A large clinical trial of Eli Lilly’s experimental Alzheimer’s medication, donanemab, found the drug slowed declines in patients’ ability to think clearly and perform daily tasks by more than a third. The drug, which is given by infusion once a month, works by removing plaque buildups in the brain known as amyloid that are a hallmark of Alzheimer’s disease. In the trial, donanemab cleared amyloid so effectively that a majority of patients in the trial — 52 percent — were able to stop taking the medicine by one year, and 72 percent were able to do so by a year and a half.

In the trial that ran for 18 months and included 1,700 patients, researchers looked at the participants in two groups, separated by levels of a brain protein known as tau. A 35 percent slowing in cognitive and functional decline was seen in the group with intermediate levels of tau, whose disease hadn’t progressed as far. When this intermediate group was combined with the group with higher levels of tau, the figure was 22 percent.
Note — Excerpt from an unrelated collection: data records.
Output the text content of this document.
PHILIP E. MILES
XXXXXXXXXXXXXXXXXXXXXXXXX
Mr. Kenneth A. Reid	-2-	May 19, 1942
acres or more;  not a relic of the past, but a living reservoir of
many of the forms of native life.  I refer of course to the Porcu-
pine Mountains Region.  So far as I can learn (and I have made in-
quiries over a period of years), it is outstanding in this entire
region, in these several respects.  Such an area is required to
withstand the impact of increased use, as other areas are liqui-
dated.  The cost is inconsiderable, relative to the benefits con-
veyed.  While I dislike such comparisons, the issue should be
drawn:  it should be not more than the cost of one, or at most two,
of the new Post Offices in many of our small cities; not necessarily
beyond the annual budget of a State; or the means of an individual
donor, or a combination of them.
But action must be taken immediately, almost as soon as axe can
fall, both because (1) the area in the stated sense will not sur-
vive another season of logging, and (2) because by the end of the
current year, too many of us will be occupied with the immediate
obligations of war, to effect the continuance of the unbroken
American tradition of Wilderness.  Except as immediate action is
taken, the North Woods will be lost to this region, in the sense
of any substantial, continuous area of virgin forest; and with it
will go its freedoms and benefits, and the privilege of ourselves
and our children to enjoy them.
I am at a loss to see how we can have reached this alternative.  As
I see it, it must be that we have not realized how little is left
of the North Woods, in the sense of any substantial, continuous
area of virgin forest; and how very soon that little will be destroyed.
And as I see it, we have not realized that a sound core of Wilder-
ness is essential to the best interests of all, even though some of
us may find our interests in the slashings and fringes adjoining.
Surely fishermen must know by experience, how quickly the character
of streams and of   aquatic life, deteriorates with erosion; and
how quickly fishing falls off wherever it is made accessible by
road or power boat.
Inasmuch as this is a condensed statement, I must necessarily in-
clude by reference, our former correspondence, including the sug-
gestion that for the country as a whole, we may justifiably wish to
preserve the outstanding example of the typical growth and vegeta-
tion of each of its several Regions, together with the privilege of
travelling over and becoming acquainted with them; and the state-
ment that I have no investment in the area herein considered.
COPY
However, there were some side effects reported; there were three deaths in the trial among people taking the drug, two of which were attributed to adverse events such as brain swelling or microhemorrhages, known as amyloid-related imaging abnormalities.

“For every medicine, for every disease, there are potential risks and potential benefits,” said Eli Lilly’s Chief Scientific and Medical Officer Daniel Skovronsky, MD, PhD. But he noted that almost half of the participants taking the drug, 47 percent, showed no decline on a key measure of cognition over the course of a year, compared with 29 percent of people taking a placebo. “That’s “the kind of efficacy that’s never been seen before in Alzheimer’s disease,” said Dr. Skovronsky.

Eli Lilly filed for accelerated approval with the U.S. Food and Drug Administration (FDA) for donanemab based on earlier results but was rejected in January as the agency sought more data. Based on these results, in people with early symptomatic Alzheimer’s disease, Eli Lilly says it plans to file for approval from FDA by the end of June.